Pascale Aebischer is Professor of Shakespeare and Early Modern Performance Studies at the University of Exeter. She has written extensively on the performance of the wider early modern dramatic canon, including in the collection Performing Early Modern Drama Today (co-edited with Kathryn Prince, CUP, 2012) and her books Screening Early Modern Drama: Beyond Shakespeare (CUP, 2013), and Shakespeare, Spectatorship and the Technologies of Performance (CUP, 2020). Her interest in performance technologies led her to working with Susanne Greenhalgh and Laurie Osborne to produce a collection on Shakespeare and the ‘Live’ Theatre Broadcast Experience (Bloomsbury, 2018) which brought together an international team of researchers to think through how theatre broadcasting has transformed how we experience Shakespeare in many parts of the world. During the COVID-19 pandemic, she used her understanding of digital performances to study and support the work of Oxford’s Creation Theatre. She has written about this research in Viral Shakespeare: Performance in the Time of Pandemic (CUP 2021), Gemma Allred et al.’s Lockdown Shakespeare (Bloomsbury, 2021) and in Adaptation and resilience in the performing arts: the pandemic and beyond (co-edited with Rachael Nicholas, MUP, 2024).

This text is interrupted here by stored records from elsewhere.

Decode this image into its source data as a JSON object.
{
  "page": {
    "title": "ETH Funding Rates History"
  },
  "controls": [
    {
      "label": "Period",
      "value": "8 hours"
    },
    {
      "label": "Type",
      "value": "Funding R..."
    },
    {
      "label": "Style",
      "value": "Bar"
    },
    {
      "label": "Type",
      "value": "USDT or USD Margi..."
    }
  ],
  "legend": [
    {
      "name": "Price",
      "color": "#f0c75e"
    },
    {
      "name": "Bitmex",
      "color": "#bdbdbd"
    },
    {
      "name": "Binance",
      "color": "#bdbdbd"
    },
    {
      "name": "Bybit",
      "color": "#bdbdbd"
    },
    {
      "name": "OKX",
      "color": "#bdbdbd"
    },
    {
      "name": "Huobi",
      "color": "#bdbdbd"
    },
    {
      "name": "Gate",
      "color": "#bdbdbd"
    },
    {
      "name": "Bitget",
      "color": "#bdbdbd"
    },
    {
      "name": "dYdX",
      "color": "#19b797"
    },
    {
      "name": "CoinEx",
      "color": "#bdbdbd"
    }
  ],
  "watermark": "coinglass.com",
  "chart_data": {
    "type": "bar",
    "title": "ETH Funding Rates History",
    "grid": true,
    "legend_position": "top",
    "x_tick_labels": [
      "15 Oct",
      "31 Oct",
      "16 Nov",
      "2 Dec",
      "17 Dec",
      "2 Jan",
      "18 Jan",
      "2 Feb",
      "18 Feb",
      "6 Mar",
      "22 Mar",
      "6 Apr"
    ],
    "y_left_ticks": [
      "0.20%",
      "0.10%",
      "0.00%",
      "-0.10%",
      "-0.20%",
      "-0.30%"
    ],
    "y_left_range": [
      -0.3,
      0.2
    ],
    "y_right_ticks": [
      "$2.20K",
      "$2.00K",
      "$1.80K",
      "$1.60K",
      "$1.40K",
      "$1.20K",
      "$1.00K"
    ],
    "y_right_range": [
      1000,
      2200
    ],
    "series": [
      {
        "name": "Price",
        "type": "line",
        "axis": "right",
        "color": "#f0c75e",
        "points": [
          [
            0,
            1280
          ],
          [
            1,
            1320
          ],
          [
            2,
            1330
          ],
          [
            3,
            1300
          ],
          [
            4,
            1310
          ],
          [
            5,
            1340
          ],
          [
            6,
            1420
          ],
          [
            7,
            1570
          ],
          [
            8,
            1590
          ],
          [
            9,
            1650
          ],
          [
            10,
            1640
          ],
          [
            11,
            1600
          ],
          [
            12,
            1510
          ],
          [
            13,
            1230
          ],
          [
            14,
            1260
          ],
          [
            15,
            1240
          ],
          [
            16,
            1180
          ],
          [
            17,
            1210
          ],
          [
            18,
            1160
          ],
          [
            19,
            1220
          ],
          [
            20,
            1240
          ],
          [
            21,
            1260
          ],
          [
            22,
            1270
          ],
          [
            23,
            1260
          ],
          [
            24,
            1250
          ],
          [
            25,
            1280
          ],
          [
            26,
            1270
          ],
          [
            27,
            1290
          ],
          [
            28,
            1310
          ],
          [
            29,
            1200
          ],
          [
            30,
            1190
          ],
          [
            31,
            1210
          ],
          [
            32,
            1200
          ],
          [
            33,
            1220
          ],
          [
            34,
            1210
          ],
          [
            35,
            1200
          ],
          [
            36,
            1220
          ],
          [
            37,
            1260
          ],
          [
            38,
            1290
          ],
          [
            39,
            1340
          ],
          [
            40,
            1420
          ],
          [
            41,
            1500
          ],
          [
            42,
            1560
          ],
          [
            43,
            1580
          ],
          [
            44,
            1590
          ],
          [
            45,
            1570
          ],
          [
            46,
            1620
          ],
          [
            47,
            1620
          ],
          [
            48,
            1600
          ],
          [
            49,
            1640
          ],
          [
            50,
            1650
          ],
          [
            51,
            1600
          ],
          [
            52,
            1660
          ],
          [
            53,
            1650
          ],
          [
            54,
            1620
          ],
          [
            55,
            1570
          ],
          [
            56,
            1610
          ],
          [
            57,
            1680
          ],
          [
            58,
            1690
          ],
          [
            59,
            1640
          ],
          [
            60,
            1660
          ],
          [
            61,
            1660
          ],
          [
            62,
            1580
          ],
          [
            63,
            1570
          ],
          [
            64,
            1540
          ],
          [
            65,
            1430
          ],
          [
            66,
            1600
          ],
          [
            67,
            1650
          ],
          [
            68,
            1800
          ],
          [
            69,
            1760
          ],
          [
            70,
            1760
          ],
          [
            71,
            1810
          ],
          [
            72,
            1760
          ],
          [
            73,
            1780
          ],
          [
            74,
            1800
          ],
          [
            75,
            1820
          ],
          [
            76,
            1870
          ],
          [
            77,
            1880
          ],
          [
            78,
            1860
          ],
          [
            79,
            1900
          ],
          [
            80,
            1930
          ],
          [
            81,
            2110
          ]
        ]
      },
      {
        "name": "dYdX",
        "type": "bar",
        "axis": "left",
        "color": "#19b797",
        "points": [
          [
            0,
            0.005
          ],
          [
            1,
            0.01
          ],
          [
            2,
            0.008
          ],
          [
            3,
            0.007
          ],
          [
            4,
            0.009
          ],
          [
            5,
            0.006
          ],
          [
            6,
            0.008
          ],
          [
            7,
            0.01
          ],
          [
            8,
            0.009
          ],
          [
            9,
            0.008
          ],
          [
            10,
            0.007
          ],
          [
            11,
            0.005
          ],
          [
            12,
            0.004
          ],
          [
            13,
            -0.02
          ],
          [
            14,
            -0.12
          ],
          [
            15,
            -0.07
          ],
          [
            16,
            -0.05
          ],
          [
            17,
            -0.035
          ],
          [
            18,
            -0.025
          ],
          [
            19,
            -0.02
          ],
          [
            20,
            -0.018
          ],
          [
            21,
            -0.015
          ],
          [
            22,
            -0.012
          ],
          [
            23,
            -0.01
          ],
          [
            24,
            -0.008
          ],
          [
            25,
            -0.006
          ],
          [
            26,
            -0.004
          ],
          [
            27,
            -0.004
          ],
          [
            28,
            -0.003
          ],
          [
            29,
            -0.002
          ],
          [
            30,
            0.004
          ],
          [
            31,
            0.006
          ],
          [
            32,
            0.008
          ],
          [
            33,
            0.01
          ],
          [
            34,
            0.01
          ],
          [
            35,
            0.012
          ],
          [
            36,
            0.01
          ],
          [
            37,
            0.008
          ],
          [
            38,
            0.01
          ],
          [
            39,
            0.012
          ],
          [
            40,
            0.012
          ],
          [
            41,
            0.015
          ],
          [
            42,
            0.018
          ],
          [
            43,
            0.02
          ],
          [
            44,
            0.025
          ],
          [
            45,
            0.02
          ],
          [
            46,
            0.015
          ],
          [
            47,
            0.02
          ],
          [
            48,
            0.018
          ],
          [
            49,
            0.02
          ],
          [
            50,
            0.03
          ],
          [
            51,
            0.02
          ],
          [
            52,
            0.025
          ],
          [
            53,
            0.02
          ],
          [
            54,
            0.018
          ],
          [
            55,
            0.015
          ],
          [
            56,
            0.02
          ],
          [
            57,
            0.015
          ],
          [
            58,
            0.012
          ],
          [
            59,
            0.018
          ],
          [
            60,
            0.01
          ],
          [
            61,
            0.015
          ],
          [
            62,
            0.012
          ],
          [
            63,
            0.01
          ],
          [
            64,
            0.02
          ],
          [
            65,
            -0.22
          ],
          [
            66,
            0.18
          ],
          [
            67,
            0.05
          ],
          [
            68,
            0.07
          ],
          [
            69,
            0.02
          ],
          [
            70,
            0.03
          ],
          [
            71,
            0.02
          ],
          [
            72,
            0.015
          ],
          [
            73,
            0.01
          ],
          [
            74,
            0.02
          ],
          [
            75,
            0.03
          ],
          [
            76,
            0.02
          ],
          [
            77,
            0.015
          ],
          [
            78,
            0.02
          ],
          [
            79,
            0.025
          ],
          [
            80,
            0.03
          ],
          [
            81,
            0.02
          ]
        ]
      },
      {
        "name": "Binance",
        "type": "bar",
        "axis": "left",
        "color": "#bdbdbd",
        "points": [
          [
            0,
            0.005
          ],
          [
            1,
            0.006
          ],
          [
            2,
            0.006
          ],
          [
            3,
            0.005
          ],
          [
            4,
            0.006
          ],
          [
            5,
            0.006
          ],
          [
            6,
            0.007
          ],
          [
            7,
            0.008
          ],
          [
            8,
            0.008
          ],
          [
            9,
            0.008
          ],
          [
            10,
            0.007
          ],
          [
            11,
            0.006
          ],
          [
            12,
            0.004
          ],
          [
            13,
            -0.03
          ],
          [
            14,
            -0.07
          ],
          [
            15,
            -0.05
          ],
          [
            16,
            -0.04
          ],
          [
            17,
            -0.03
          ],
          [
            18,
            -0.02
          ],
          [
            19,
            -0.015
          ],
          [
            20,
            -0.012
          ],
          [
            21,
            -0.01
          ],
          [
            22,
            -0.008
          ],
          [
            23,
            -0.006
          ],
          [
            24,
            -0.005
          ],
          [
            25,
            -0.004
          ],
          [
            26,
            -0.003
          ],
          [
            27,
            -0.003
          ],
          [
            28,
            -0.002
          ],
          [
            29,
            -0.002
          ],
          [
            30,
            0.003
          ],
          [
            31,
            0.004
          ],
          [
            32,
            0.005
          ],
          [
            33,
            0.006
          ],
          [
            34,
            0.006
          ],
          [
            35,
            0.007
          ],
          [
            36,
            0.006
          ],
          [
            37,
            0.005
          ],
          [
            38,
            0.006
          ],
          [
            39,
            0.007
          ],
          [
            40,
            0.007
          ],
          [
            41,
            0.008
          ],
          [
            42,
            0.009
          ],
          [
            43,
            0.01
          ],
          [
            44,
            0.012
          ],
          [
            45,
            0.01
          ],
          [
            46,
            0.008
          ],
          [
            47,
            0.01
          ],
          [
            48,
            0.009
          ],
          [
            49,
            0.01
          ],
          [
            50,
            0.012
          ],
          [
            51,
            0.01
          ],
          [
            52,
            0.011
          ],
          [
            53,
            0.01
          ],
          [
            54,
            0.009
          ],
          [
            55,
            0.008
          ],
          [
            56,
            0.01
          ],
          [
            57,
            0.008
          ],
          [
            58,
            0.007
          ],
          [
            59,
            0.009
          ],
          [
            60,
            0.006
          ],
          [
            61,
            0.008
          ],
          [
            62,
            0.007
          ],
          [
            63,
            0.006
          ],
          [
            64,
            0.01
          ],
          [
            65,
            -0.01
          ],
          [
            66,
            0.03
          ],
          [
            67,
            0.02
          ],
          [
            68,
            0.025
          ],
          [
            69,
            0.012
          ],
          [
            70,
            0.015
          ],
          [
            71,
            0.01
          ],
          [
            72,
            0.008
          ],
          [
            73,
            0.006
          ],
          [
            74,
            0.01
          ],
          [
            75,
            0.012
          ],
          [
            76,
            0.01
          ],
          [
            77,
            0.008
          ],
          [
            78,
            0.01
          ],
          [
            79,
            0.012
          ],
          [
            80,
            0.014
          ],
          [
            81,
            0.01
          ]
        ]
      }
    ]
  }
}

Speaker David Sterling Brown

A lifelong Connecticut resident and an Associate Professor of English with tenure at his undergraduate alma mater, Trinity College (Hartford, CT), Dr. David Sterling Brown is an award-winning Shakespeare and critical race studies scholar whose research, teaching and public speaking interests include African-American literature, dramatic literature, mental health, gender, performance, sexuality and the family. His  book, Shakespeare’s White Others, was published by Cambridge University Press and was endorsed officially by Dr. Patricia Akhimie (Folger Institute, Director), Dr. Bernadette Andrea (UC Santa Barbara, professor), Keith Hamilton Cobb (actor, playwright), Simon Godwin (Artistic Director, Shakespeare Theatre Company), Claudia Rankine (poet, essayist, playwright, editor, NYU professor), Dr. Melissa E. Sanchez (UPenn, professor), Dr. Emma Smith (University of Oxford, professor) and Dr. Tukufu Zuberi (UPenn, professor). Shakespeare’s White Others is also available as an audiobook, narrated by the author. Brown is creator of the 3D/virtual-reality David Sterling Brown Gallery and he is curator of the gallery’s first exhibition “Visualizing Race Virtually,” a visual complement to his Shakespeare’s White Others.